Recommendation: start as a sole trader or 50/50 partnership. At $30–45k/yr revenue with Year 1–2 losses, a Pty Ltd's extra $2,000–5,000/yr in ASIC fees, accounting complexity and (if paid as wages) compulsory super would make an already loss-making Year 1–2 significantly worse — and company losses can't offset their day-job tax the way sole-trader losses can. The liability exposure that Pty Ltd protects against is better and more cheaply managed here through adequate insurance (Section 3) than through a company structure. Revisit incorporation once revenue is consistently well above the $75k GST threshold, they take on employees, or they start handling materially higher-value jobs/goods.

7. GST

GST registration is only mandatory once turnover reaches or is expected to reach $75,000/year. This plan's Year 3 forecast ($45,600) stays under that threshold throughout, so registration is not required in this 3-year window.

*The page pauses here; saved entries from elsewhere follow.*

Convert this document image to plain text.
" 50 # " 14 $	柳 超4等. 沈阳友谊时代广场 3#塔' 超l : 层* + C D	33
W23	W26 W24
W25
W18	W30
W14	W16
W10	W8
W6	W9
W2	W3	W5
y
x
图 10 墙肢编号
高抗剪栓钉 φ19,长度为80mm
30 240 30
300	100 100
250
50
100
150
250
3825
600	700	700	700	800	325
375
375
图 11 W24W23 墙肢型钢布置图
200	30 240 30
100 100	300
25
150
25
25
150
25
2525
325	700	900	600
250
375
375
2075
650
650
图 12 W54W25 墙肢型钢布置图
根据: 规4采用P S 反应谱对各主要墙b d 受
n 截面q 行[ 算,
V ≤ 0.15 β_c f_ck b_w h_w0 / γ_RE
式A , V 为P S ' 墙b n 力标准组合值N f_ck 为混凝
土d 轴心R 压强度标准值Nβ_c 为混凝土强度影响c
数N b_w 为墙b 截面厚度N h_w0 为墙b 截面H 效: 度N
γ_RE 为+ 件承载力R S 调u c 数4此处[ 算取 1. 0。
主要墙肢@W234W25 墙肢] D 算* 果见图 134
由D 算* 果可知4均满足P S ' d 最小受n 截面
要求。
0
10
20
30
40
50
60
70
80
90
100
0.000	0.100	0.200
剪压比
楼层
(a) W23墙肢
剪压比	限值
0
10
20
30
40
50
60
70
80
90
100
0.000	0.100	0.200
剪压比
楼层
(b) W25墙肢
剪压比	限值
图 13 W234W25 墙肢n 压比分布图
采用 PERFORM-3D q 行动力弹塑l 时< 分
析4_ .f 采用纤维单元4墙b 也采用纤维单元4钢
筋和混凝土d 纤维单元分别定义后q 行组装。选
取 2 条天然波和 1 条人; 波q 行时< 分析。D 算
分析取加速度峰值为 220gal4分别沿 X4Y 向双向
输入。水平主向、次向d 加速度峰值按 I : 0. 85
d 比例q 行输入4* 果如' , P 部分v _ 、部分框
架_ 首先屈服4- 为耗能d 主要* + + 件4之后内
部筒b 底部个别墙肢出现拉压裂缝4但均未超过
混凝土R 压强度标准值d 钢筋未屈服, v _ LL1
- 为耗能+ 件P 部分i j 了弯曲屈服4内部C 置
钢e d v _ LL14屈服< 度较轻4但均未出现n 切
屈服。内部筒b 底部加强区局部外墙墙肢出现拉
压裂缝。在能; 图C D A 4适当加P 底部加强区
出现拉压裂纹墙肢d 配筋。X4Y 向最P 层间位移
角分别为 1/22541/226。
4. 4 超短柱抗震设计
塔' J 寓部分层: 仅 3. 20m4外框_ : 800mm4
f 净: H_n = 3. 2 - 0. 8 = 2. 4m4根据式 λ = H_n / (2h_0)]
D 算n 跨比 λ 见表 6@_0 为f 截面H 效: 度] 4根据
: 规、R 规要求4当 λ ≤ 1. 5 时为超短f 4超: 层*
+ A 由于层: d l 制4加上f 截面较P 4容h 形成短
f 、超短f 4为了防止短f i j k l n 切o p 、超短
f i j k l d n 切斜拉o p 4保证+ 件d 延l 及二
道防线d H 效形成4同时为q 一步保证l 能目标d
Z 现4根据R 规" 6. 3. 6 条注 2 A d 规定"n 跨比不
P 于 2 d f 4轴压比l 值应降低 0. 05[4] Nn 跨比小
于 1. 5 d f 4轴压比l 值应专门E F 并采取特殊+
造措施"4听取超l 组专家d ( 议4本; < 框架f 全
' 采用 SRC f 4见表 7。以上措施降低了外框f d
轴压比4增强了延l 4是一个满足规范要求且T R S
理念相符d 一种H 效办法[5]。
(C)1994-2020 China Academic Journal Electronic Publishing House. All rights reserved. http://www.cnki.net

8. Key risks & what to fix before taking the first paying job

  1. Van commercial-use insurance gap (Section 3) — confirm before any paid job runs; this is the single biggest uninsured risk in the plan.
  2. Founder burnout / life balance — the 4–8hr/week cap exists specifically to protect Kaitlin & Kevin's life outside two jobs; resist the temptation to "just squeeze in one more job" once demand exceeds the modelled capacity — that's the point at which hiring, not overworking, becomes the right answer.
  3. Year 1–2 cash flow — the plan shows a cash-flow loss before personal tax offsets are applied; keep a buffer (savings or reduced Year 1 self-wage, Section 5) rather than assuming the business self-funds from day one.
  4. Underinsurance on high-value items — confirm the goods-in-transit policy's per-item and per-job limits match what's realistic for a "prestige" positioning (customers with premium furniture, pianos, etc. per the site's own service list).